El caso de Yulixa Toloza, una mujer de 52 años que desapareció el 13 de mayo de 2026 después de someterse a una liposucción en un domicilio particular del sur de Bogotá, encendió las alarmas sobre los peligros de las cirugías estéticas realizadas en centros no habilitados en Colombia.
La última vez que fue vista con vida fue en una vivienda del barrio Venecia, en la localidad de Tunjuelito, donde funcionaba de manera irregular lo que se hacía pasar por una clínica estética. El lugar no contaba con ningún tipo de autorización sanitaria ni con personal médico titulado para llevar adelante ese tipo de intervenciones, según reveló el canal Noticias RCN.
Una amiga que acompañó a Yulixa durante el procedimiento advirtió que, ya en el postoperatorio, la mujer mostraba signos de desorientación y no respondía con normalidad. Cuando familiares y allegados intentaron buscarla horas después, se encontraron con que el lugar estaba vacío y nadie del supuesto equipo médico atendía los llamados. El episodio quedó registrado en un video que se viralizó en redes sociales.
Quienes la conocían relataron además que los responsables del lugar cortaron todo tipo de contacto una vez finalizada la operación, sin brindar información sobre el estado de la paciente. Las versiones que llegaron a dar antes de desaparecer fueron contradictorias, lo que profundizó las sospechas de encubrimiento.

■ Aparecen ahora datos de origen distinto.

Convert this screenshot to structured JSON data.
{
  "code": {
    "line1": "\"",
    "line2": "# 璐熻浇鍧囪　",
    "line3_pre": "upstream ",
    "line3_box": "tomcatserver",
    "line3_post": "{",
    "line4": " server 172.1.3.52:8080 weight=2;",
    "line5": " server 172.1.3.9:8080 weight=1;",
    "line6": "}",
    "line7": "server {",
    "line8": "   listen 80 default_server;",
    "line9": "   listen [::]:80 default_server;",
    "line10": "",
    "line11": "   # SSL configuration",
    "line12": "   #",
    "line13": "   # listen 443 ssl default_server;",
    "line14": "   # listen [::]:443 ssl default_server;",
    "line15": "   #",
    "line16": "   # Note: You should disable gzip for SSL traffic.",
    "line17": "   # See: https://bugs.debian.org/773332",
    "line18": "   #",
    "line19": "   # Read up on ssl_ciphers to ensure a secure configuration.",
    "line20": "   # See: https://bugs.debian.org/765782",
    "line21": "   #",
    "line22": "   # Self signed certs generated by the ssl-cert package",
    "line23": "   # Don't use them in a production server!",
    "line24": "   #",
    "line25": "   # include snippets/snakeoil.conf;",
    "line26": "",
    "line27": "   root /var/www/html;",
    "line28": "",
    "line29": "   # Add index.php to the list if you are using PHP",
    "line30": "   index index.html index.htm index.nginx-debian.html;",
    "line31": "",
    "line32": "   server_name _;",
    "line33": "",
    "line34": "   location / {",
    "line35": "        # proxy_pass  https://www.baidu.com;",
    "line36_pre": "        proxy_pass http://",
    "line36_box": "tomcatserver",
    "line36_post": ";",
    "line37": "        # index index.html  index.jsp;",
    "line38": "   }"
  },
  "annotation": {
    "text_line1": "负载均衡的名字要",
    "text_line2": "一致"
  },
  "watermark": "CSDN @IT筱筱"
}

Según trascendió, Yulixa habría abonado alrededor de tres millones de pesos colombianos por la liposucción, un precio notablemente inferior al que manejan las clínicas habilitadas. Este detalle refuerza la hipótesis de que el establecimiento operaba por fuera de todo marco legal.
La propietaria del inmueble, por su parte, aseguró desconocer que allí se realizaban procedimientos médicos. «Llevaba ocho meses viviendo aquí, cumplía con el arriendo y nunca sospeché nada. Simplemente desaparecieron», declaró.

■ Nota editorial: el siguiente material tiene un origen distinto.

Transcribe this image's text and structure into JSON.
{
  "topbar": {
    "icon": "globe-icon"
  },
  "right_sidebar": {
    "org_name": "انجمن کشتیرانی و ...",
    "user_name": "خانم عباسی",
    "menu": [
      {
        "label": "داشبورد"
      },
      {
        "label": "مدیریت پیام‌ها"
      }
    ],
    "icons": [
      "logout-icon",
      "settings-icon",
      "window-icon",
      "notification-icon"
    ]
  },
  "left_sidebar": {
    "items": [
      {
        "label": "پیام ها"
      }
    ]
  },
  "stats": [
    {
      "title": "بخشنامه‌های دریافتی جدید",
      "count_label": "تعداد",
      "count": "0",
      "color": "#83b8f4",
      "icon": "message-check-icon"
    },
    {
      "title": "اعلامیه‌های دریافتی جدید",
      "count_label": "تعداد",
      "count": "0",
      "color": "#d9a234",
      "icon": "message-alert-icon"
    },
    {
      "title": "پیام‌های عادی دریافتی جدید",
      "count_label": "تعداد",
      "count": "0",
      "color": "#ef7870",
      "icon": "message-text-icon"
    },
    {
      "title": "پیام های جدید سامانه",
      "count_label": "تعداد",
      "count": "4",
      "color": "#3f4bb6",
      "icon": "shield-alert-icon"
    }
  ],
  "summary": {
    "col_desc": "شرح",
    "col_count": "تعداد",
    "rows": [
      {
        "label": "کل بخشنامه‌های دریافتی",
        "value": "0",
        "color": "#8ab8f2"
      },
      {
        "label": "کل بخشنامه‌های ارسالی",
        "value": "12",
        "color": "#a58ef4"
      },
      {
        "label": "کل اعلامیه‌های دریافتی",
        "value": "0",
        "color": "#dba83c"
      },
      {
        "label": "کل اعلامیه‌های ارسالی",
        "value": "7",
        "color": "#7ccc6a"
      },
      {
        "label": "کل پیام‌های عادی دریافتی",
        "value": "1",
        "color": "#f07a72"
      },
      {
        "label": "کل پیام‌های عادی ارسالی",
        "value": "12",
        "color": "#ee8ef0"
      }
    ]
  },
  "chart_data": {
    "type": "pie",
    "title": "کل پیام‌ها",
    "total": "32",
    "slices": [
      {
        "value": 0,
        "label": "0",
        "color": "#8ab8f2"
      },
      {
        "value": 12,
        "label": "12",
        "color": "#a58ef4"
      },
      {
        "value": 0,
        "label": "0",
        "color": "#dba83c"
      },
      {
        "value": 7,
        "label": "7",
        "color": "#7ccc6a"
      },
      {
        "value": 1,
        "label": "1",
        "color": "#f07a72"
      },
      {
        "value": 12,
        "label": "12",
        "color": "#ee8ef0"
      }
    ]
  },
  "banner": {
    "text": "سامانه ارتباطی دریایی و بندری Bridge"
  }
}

Tanto la Policía como la Secretaría de Salud de Bogotá intervienen en la investigación. El secretario distrital de Salud, Gerson Orlando Bermont, confirmó que el sitio fue clausurado y que no poseía habilitación alguna para prestar servicios médicos. «El lugar donde presuntamente se realizó el procedimiento no cuenta con autorización ni con concepto sanitario, por lo que estaría operando de manera ilegal», sostuvo el funcionario.

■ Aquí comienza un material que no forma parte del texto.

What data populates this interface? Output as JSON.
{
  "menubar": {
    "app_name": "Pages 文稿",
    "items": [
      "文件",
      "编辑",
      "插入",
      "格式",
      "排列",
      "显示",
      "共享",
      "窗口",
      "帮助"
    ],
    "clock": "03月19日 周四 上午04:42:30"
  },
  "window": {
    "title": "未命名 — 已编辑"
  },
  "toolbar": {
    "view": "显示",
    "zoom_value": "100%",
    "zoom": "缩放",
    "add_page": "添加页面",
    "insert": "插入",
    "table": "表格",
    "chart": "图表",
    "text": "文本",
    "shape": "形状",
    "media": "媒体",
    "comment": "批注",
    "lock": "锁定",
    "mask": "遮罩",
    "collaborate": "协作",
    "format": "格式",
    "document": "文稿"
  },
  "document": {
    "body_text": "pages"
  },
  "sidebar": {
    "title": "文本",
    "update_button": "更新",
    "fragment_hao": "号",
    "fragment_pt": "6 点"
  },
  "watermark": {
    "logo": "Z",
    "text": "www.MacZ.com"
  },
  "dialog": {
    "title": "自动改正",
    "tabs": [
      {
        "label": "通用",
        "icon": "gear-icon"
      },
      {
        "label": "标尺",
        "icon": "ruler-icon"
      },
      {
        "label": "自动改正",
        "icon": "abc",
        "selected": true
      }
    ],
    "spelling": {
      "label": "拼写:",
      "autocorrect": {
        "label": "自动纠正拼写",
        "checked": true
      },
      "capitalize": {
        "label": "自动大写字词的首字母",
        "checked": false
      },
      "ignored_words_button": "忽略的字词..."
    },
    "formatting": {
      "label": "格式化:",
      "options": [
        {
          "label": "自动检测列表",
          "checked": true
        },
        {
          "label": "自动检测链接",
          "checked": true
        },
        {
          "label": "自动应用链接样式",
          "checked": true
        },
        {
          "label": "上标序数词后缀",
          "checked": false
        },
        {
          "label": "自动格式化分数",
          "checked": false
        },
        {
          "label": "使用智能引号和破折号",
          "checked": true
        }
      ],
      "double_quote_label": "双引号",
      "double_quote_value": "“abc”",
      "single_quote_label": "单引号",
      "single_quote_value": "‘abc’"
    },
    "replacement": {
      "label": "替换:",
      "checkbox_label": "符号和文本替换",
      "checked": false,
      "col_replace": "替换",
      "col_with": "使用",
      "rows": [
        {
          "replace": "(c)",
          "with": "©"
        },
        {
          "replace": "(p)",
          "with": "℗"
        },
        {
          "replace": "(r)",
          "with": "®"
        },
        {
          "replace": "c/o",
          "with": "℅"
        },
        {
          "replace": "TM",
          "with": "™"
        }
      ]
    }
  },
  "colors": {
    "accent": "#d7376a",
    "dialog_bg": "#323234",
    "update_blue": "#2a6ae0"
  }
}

La cartera sanitaria alertó además que en el último año se registró un incremento de casos con complicaciones graves o desapariciones de personas —en su mayoría mujeres— vinculadas a intervenciones estéticas realizadas en circuitos clandestinos. La investigación busca determinar si hubo negligencia médica u omisión del deber de socorro por parte de quienes operaron a Yulixa.